Covid-19 Conceptualizations: Corona-Monsters as Warners, Revealers, and Explorers

What do these monster-icons and -symbols tell us? While the depictions are necessarily context-dependent, the cultural and cognitive universality of monsters has long been recognized. Monsters appear at times of crises to serve as transversaldisruptors of order. From time immemorial, we have needed monsters to define ourselves against, to teach our children what not to do, to sound warnings about the future, and to dream about the impossible.

In many ways, the ‘corona-monster’ replaces the familiar mythic figures that have always been intimately entangled with human becomings. As figures of an ‘in-between’ nature, these entities function as threatening or apotropaic supernatural forces, operating as bringers of disease, death,
and misfortune, or as protectors against these same hazards. In the Arts of Living on a Damaged Planet (2017), the ‘monsters’ of human-induced environmental change are seen as threatening the survival of the shared planetary ecosystem: “Monsters ask us to consider the wonders and terrors of symbiotic entanglement in the Anthropocene [the geological epoch defined by human disturbance of the earth’s ecosystems].” Amabie, for instance—portrayed with a half-human, half-fish body and a beak—reflects the entanglements of symbiotic multispecies ecosystems.

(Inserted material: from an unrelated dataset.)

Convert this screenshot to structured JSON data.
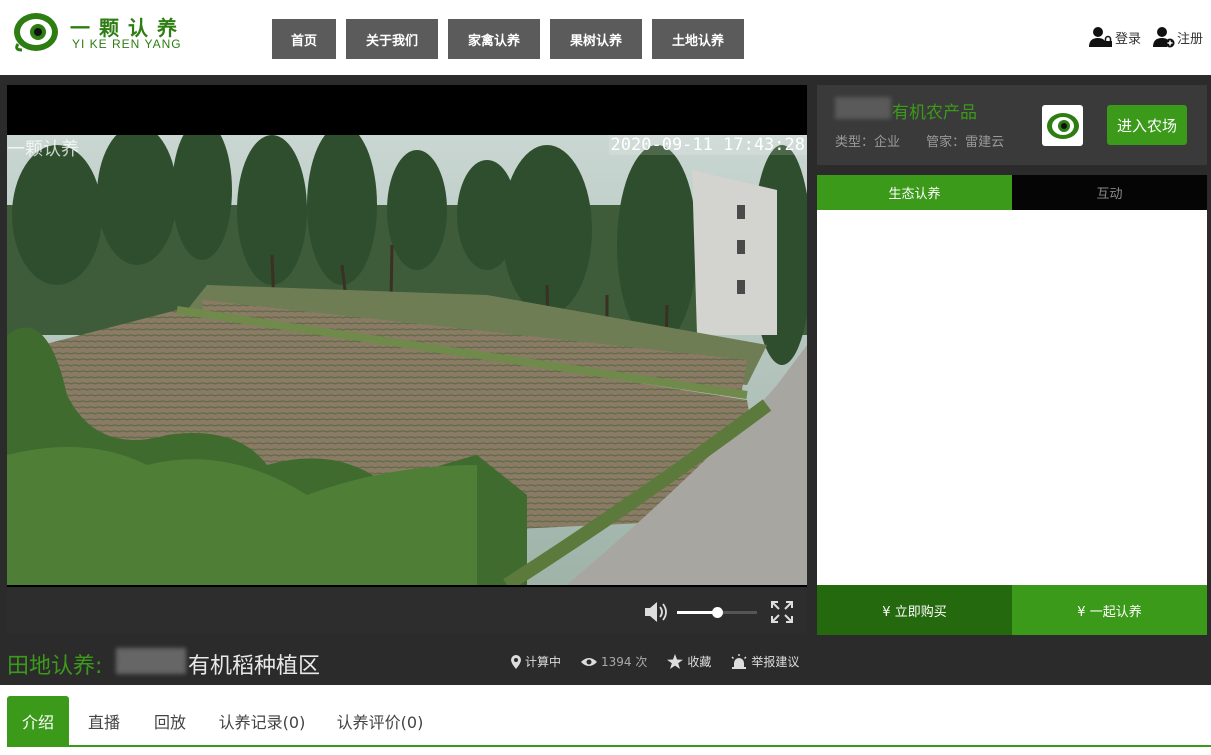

Conceived of as “coronavirus countermeasure”, its animal-human hybridity points to the often ignored and forgotten connections that humans have with nonhuman species. Amabie alludes to the fact that, like the majority of emerging infectious diseases impacting human communities around the world, COVID-19 is zoonotic in nature. Corona-monsters show that the pandemic we are currently facing emerges out of an increasingly dysfunctional relationship between human communities and the broader community of life on earth.